# Japanese Candy



## LogCinco (May 22, 2015)

For those of you operating out of Japan... just, WOW.

No words.


----------



## Totentanz (May 22, 2015)

I have to ask: what exactly were you searching for when that came up?


----------



## RackMaster (May 22, 2015)

Crazy dirty Japanese!  I like it...


----------



## AWP (May 22, 2015)

I'm turning off the Internet. Like, at the source. Nicely done to all involved.


----------



## poison (May 22, 2015)

Haha, wow. Nothing phases them.


----------



## amlove21 (May 22, 2015)

Freefalling said:


> I'm turning off the Internet. Like, at the source. Nicely done to all involved.

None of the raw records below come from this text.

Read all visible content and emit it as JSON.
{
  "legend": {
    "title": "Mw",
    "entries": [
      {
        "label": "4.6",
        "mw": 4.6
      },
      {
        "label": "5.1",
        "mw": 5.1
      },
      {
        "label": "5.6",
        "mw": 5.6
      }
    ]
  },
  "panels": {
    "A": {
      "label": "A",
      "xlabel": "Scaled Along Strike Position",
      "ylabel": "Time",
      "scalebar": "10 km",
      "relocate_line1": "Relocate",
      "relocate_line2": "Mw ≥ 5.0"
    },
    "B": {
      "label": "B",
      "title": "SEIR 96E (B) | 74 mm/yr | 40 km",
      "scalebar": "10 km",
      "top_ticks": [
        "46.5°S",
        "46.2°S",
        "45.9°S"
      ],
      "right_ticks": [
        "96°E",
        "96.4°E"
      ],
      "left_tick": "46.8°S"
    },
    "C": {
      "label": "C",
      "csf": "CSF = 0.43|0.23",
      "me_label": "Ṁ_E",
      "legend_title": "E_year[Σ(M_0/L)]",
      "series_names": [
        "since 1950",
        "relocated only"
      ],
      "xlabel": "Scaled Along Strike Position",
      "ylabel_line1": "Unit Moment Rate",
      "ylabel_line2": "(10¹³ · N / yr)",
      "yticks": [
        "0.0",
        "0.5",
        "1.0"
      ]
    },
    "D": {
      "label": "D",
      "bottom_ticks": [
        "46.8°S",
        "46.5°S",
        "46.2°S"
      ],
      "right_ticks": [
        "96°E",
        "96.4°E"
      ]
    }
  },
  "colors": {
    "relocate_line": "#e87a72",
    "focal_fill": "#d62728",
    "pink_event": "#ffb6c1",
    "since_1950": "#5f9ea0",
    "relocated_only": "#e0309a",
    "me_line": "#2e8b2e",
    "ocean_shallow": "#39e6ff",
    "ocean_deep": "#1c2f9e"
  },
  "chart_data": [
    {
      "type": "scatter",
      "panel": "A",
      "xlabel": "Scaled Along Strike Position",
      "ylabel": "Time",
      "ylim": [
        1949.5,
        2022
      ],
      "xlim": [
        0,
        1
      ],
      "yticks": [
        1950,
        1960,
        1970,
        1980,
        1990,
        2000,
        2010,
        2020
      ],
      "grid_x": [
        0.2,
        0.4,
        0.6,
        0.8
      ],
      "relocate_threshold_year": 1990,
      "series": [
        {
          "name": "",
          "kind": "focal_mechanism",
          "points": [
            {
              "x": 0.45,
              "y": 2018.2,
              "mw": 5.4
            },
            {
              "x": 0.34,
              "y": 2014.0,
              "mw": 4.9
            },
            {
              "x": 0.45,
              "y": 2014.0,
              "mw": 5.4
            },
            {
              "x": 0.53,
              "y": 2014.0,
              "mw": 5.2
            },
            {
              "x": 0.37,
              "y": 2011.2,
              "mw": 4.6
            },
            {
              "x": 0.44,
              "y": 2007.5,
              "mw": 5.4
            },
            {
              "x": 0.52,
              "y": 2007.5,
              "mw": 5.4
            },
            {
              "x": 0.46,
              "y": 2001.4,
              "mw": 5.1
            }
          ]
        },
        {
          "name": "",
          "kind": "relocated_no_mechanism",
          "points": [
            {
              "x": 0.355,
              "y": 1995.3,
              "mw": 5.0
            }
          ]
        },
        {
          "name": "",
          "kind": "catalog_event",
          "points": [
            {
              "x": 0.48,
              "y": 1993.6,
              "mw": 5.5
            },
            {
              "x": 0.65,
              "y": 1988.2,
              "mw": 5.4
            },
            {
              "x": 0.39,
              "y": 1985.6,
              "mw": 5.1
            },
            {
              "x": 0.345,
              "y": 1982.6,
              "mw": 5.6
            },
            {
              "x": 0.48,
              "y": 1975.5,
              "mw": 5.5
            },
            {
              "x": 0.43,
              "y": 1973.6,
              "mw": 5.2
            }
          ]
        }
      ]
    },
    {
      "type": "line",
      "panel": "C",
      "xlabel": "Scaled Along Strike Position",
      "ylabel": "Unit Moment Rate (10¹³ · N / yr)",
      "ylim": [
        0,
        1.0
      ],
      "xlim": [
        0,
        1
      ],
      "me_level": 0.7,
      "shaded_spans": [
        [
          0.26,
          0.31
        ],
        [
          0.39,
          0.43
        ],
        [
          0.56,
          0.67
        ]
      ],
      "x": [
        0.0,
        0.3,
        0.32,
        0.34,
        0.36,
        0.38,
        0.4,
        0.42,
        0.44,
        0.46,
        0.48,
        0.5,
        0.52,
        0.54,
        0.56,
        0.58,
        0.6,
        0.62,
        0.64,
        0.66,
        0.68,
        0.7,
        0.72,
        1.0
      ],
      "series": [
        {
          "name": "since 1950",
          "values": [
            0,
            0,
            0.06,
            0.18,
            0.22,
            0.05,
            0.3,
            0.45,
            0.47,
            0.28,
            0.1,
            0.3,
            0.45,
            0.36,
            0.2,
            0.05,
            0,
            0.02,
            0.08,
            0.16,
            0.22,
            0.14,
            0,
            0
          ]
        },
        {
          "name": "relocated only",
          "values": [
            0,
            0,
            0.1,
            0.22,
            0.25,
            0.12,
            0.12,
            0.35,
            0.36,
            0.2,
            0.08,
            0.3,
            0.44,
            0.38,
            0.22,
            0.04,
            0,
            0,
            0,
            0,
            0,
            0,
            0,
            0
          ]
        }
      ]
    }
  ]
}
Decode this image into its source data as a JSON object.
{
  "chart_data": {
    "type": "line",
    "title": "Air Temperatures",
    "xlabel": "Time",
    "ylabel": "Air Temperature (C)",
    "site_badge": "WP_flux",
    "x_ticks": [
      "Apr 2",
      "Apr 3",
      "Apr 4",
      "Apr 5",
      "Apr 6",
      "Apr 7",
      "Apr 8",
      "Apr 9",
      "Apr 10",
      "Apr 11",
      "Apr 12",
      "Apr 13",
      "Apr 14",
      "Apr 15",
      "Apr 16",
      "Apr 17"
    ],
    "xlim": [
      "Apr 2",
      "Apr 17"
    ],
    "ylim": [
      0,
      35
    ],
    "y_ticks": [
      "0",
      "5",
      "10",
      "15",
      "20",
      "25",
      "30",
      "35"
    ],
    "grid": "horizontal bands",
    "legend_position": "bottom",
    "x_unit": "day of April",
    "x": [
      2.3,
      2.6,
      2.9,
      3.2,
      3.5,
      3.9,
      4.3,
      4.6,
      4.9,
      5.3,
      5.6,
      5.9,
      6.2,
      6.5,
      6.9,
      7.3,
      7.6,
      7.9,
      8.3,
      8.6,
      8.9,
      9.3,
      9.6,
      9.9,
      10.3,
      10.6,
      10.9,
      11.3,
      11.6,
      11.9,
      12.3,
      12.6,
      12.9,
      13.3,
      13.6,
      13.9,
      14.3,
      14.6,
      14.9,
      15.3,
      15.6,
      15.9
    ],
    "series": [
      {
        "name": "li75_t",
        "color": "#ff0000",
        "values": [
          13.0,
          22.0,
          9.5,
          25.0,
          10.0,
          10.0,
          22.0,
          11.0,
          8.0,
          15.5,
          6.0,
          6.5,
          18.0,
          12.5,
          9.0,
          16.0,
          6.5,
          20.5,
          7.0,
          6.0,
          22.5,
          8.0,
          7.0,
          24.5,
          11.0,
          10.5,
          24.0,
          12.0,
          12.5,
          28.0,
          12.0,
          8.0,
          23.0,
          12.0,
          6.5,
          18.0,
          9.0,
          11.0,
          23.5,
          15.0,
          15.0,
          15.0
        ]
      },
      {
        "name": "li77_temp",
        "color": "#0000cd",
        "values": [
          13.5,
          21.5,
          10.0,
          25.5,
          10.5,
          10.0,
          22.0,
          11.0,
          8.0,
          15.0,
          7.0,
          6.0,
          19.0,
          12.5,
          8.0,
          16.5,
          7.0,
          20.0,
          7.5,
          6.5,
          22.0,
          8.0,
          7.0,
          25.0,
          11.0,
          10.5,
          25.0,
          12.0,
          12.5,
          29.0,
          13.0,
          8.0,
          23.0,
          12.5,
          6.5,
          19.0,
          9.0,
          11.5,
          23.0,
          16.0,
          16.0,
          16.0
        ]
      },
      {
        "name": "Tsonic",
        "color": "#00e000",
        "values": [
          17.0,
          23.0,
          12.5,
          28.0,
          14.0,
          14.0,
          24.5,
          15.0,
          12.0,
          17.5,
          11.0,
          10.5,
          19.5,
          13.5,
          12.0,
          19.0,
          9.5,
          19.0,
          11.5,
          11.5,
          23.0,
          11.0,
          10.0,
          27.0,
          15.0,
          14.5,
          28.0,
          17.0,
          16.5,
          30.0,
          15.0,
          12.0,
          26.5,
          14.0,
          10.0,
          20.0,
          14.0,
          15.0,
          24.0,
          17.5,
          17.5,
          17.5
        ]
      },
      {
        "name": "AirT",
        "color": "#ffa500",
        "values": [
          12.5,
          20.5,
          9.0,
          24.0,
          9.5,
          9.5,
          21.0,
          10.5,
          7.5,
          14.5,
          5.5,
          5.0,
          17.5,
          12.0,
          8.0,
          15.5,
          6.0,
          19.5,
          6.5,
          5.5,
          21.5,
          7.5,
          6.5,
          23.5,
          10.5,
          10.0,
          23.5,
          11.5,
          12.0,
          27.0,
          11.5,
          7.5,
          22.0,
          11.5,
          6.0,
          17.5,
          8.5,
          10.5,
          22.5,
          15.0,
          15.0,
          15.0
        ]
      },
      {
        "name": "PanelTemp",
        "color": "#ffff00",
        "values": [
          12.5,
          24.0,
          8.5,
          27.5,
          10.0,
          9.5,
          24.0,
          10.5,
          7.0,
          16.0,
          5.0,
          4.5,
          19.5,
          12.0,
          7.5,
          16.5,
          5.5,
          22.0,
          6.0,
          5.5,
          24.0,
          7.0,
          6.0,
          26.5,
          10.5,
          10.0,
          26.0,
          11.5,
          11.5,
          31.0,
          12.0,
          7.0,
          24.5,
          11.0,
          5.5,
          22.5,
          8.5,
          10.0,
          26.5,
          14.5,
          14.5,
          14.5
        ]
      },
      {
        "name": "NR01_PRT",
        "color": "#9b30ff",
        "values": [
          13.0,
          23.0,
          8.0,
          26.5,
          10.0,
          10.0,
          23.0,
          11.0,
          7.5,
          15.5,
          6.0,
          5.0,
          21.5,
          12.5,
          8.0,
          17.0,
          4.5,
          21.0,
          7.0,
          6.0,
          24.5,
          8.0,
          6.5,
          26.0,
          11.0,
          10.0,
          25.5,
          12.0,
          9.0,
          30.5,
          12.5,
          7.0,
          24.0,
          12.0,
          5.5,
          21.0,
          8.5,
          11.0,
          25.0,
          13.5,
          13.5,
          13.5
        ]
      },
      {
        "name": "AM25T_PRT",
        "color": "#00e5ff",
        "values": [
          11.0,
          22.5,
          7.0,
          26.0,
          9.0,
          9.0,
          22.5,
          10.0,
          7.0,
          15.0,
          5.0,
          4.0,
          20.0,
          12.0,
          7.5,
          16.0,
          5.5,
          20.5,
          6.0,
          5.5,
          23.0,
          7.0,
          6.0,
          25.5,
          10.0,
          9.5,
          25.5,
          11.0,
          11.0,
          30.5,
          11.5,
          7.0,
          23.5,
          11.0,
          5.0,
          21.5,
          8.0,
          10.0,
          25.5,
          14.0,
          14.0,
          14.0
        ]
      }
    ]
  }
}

Maybe if we hard reset and restart the internet the weird will go away...

Nope, cause Japan.


----------



## x SF med (May 22, 2015)

amlove21 said:


> Maybe if we hard reset and restart the internet the weird will go away...
> 
> Nope, cause Japan.



If we hard booted the internet, we'd still have ShadowSpear, right?:wall:


----------



## Raptor (May 22, 2015)

Only in Japan...


----------



## LogCinco (May 22, 2015)

Oh, uh, um... nothing in particular.  I know, totally weird, right?!  (quietly deleting search history)


----------